Sui generis, pudiera ser la expresión acertada para describir a los argentinos, si pretende uno moderarse, evitando así malentendidos internacionales. Grandioso David Alfaro Siqueiros, visto sea tanto por quien guste de su obra como por aquellos que pudieran no estar de acuerdo con ella. Existencia incontenible marcada por su participación directa en los acontecimientos más importantes de la historia moderna de México: soldado carrancista en la lucha contra Huerta en 1914, miembro del trío emblemático del muralismo mexicano como punta de lanza de la revolución educativa de Vasconcelos, expositor y profesor de arte en el New York de los años 30, defensor de la República Española en la guerra que perdió contra Franco, del 36 al 39, para que allá le llamen “el coronelazo”, según se cuenta en vista de su talento militar y su arrojo, desde siempre integrante del Partido Comunista Mexicano, su vida es un alarde de la ideología marxista, la que lo llevó a asaltar la casa de León Trotsky en Coyoacán, intentando matarlo, para luego recurrir al exilio —más pretensión que convicción— que lo lleva a andar mundo con su arte. Sindicalista consistente, para Siqueiros no hay más propósito en su obra que el pueblo, la raza, ni más vocación política que los trabajadores. Huésped de Lecumberri en dos ocasiones, la segunda y más larga por obra y gracia de López Mateos —¡de quién más!— de 1960 a 1964, por su militancia arrogante siempre, por los alcances populares que le implica y que lo hacen merecedor del cargo, para entonces en uso, de disolución social. Nos regala el maravilloso mural de rectoría, con tantos otros de una obra que parece interminable, el Polyforum Cultural y apenas unos días antes de morir, la que fue su casa, que pretendió se destinara a museo popular.

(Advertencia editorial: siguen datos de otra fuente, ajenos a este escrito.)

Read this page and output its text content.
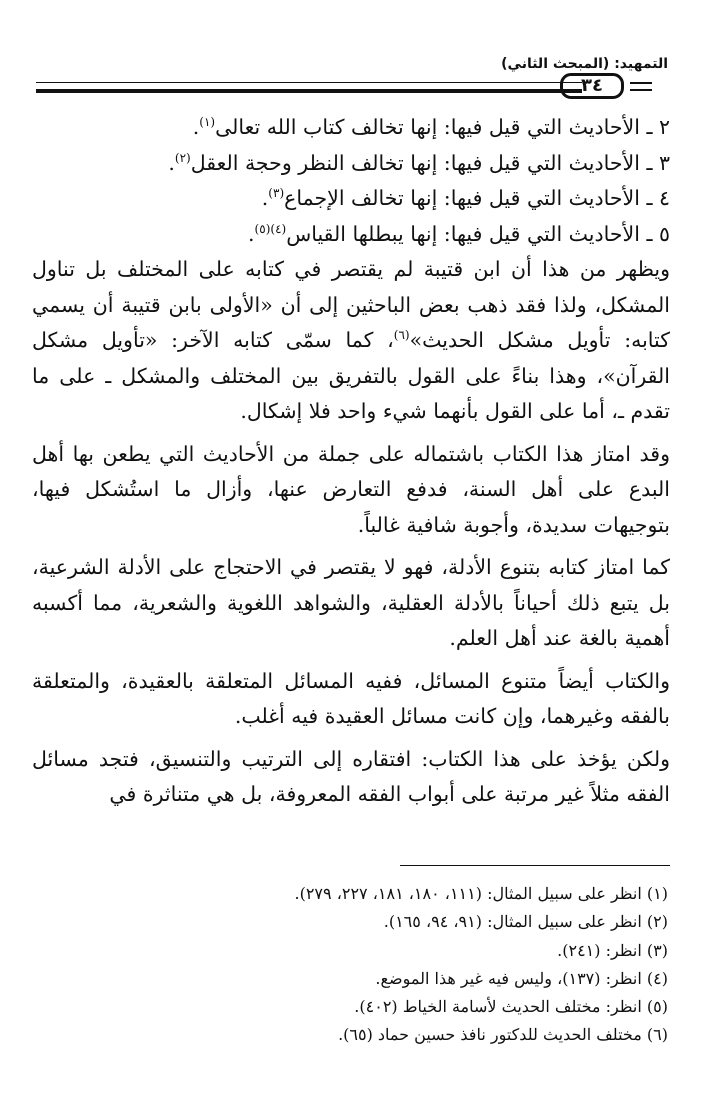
التمهيد: (المبحث الثاني)
٣٤

٢ ـ الأحاديث التي قيل فيها: إنها تخالف كتاب الله تعالى$^{(١)}$.

٣ ـ الأحاديث التي قيل فيها: إنها تخالف النظر وحجة العقل$^{(٢)}$.

٤ ـ الأحاديث التي قيل فيها: إنها تخالف الإجماع$^{(٣)}$.

٥ ـ الأحاديث التي قيل فيها: إنها يبطلها القياس$^{(٤)(٥)}$.

ويظهر من هذا أن ابن قتيبة لم يقتصر في كتابه على المختلف بل تناول المشكل، ولذا فقد ذهب بعض الباحثين إلى أن «الأولى بابن قتيبة أن يسمي كتابه: تأويل مشكل الحديث»$^{(٦)}$، كما سمّى كتابه الآخر: «تأويل مشكل القرآن»، وهذا بناءً على القول بالتفريق بين المختلف والمشكل ـ على ما تقدم ـ، أما على القول بأنهما شيء واحد فلا إشكال.

وقد امتاز هذا الكتاب باشتماله على جملة من الأحاديث التي يطعن بها أهل البدع على أهل السنة، فدفع التعارض عنها، وأزال ما استُشكل فيها، بتوجيهات سديدة، وأجوبة شافية غالباً.

كما امتاز كتابه بتنوع الأدلة، فهو لا يقتصر في الاحتجاج على الأدلة الشرعية، بل يتبع ذلك أحياناً بالأدلة العقلية، والشواهد اللغوية والشعرية، مما أكسبه أهمية بالغة عند أهل العلم.

والكتاب أيضاً متنوع المسائل، ففيه المسائل المتعلقة بالعقيدة، والمتعلقة بالفقه وغيرهما، وإن كانت مسائل العقيدة فيه أغلب.

ولكن يؤخذ على هذا الكتاب: افتقاره إلى الترتيب والتنسيق، فتجد مسائل الفقه مثلاً غير مرتبة على أبواب الفقه المعروفة، بل هي متناثرة في

(١) انظر على سبيل المثال: (١١١، ١٨٠، ١٨١، ٢٢٧، ٢٧٩).
(٢) انظر على سبيل المثال: (٩١، ٩٤، ١٦٥).
(٣) انظر: (٢٤١).
(٤) انظر: (١٣٧)، وليس فيه غير هذا الموضع.
(٥) انظر: مختلف الحديث لأسامة الخياط (٤٠٢).
(٦) مختلف الحديث للدكتور نافذ حسين حماد (٦٥).
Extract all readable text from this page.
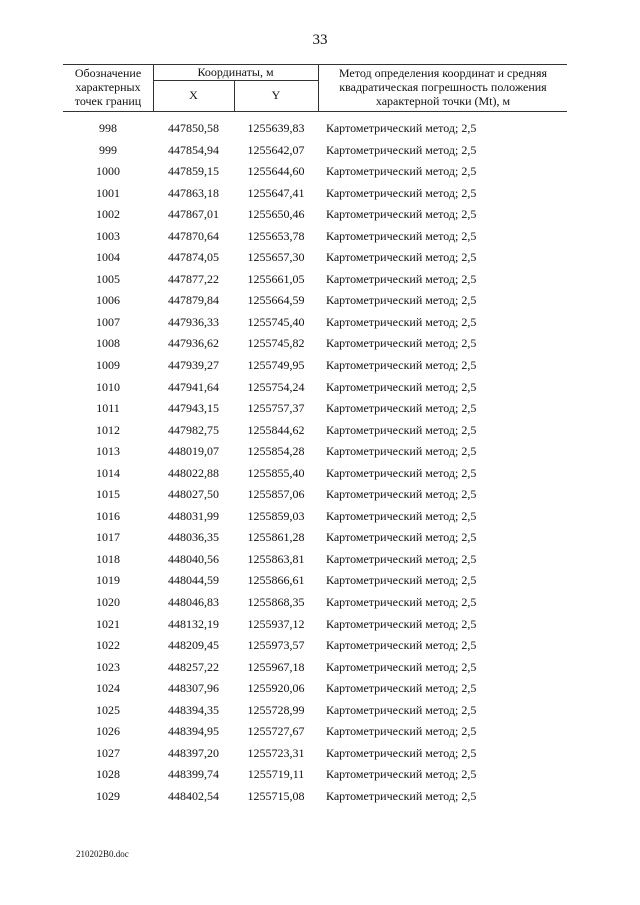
33
Обозначение
характерных
точек границ
Координаты, м
X	Y
Метод определения координат и средняя
квадратическая погрешность положения
характерной точки (Mt), м
998	447850,58	1255639,83	Картометрический метод; 2,5
999	447854,94	1255642,07	Картометрический метод; 2,5
1000	447859,15	1255644,60	Картометрический метод; 2,5
1001	447863,18	1255647,41	Картометрический метод; 2,5
1002	447867,01	1255650,46	Картометрический метод; 2,5
1003	447870,64	1255653,78	Картометрический метод; 2,5
1004	447874,05	1255657,30	Картометрический метод; 2,5
1005	447877,22	1255661,05	Картометрический метод; 2,5
1006	447879,84	1255664,59	Картометрический метод; 2,5
1007	447936,33	1255745,40	Картометрический метод; 2,5
1008	447936,62	1255745,82	Картометрический метод; 2,5
1009	447939,27	1255749,95	Картометрический метод; 2,5
1010	447941,64	1255754,24	Картометрический метод; 2,5
1011	447943,15	1255757,37	Картометрический метод; 2,5
1012	447982,75	1255844,62	Картометрический метод; 2,5
1013	448019,07	1255854,28	Картометрический метод; 2,5
1014	448022,88	1255855,40	Картометрический метод; 2,5
1015	448027,50	1255857,06	Картометрический метод; 2,5
1016	448031,99	1255859,03	Картометрический метод; 2,5
1017	448036,35	1255861,28	Картометрический метод; 2,5
1018	448040,56	1255863,81	Картометрический метод; 2,5
1019	448044,59	1255866,61	Картометрический метод; 2,5
1020	448046,83	1255868,35	Картометрический метод; 2,5
1021	448132,19	1255937,12	Картометрический метод; 2,5
1022	448209,45	1255973,57	Картометрический метод; 2,5
1023	448257,22	1255967,18	Картометрический метод; 2,5
1024	448307,96	1255920,06	Картометрический метод; 2,5
1025	448394,35	1255728,99	Картометрический метод; 2,5
1026	448394,95	1255727,67	Картометрический метод; 2,5
1027	448397,20	1255723,31	Картометрический метод; 2,5
1028	448399,74	1255719,11	Картометрический метод; 2,5
1029	448402,54	1255715,08	Картометрический метод; 2,5
210202B0.doc
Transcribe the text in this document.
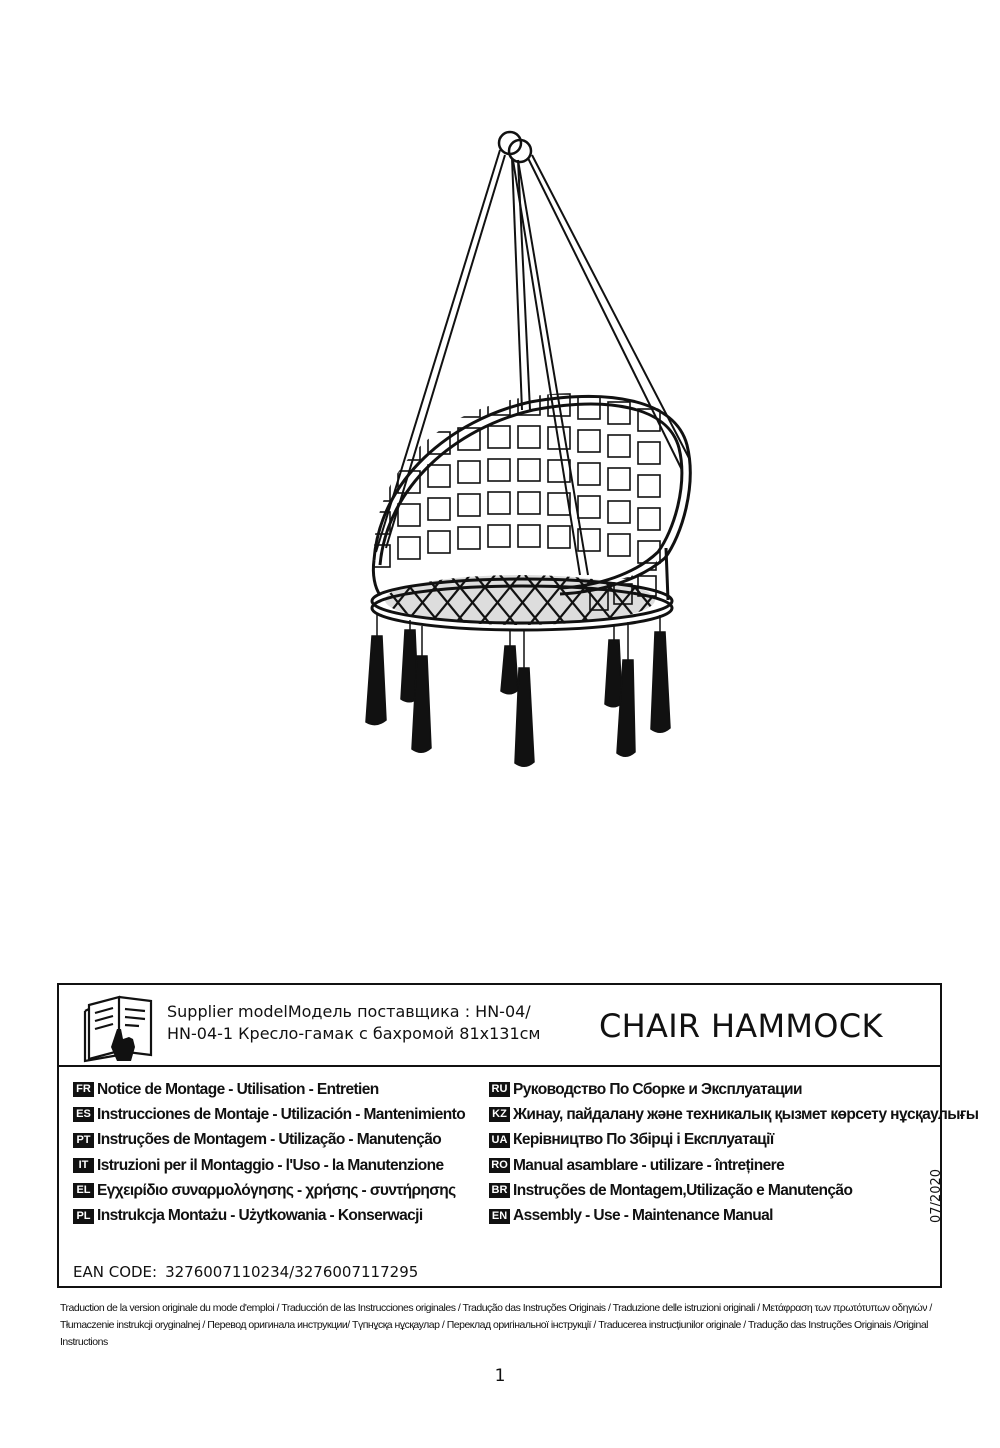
Supplier modelМодель поставщика : HN-04/
HN-04-1 Кресло-гамак с бахромой 81x131см	CHAIR HAMMOCK
FR Notice de Montage - Utilisation - Entretien
ES Instrucciones de Montaje - Utilización - Mantenimiento
PT Instruções de Montagem - Utilização - Manutenção
IT Istruzioni per il Montaggio - l'Uso - la Manutenzione
EL Εγχειρίδιο συναρμολόγησης - χρήσης - συντήρησης
PL Instrukcja Montażu - Użytkowania - Konserwacji
RU Руководство По Сборке и Эксплуатации
KZ Жинау, пайдалану және техникалық қызмет көрсету нұсқаулығы
UA Керівництво По Збірці і Експлуатації
RO Manual asamblare - utilizare - întreținere
BR Instruções de Montagem,Utilização e Manutenção
EN Assembly - Use - Maintenance Manual	07/2020
EAN CODE: 3276007110234/3276007117295
Traduction de la version originale du mode d'emploi / Traducción de las Instrucciones originales / Tradução das Instruções Originais / Traduzione delle istruzioni originali / Μετάφραση των πρωτότυπων οδηγιών / Tłumaczenie instrukcji oryginalnej / Перевод оригинала инструкции/ Түпнұсқа нұсқаулар / Переклад оригінальної інструкції / Traducerea instrucțiunilor originale / Tradução das Instruções Originais /Original Instructions
1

Resulta entonces que los argentinos nos narran la anécdota de su experimento plástico en la finca de Natalio Botana, en 1932. El Mural de Siqueiros (Sergio Olvera, 2011) resulta más argentina que Maradona y los bifes, en tanto pretende distinguir al artista mexicano para hacernos ver por ese camino que sus convicciones estaban a la venta, que su intento fallido por pintar un enorme mural para el pueblo argentino termina en la decoración de un cuartito de la casa del corrupto empresario de medios. “Será lo que sea el tal Siqueiros para ustedes mexicanos”, parece decir el film, “pero aquí lo compramos por unos pesos”, mientras el mismo Botana y el Neruda más inverosímil que alguien haya filmado le ganan con su mujer, Blanca Luz Brum, a un Siqueiros distraído en sus empeños políticos y su experimento plástico. Irrescatable mediante esta o cualquier otra película, la calidad moral de un tipo como Botana y de la misma Brum, que mutó de sandinista a peronista y al final de su vida ¡a pinochetista!, ¿cómo no iba a pintarle el cuerno al muralista?

Siqueiros parece transcurrir por la película como si le fuera ajena, como si don Natalio, doña Blanca y un absurdo Pablo Neruda le dieran lo mismo, y como curiosísimamente habrá ocurrido en realidad. Valga el comentario para destacar el excelente trabajo de Bruno Bichir que consigue justamente eso: saberse, sentirse y actuar de manera paralela al resto de los personajes, de la historia y de los fallidos cuestionamientos morales que habrá pretendido Olvera. Sospecho que no era ese el sentido del guión, para que lo demás lo consiga el muy argentino modo de actuar de todos, que nos ofrece a un BichirSiqueiros magistral en su “¡qué carajos hago yo aquí!”, sin duda el mismo de su personaje en esos años y en ese país que no parece poder ver nunca más allá de sí.

Al final nos lo dejan claro: sirva el film para reconocer a su presidenta, “la Doctora”, por haber ordenado la reconstrucción del mural. Sirvan la obra y la película —nada más— para dejar constancia de la aportación de doña Cristina. El artista les resulta lo de menos.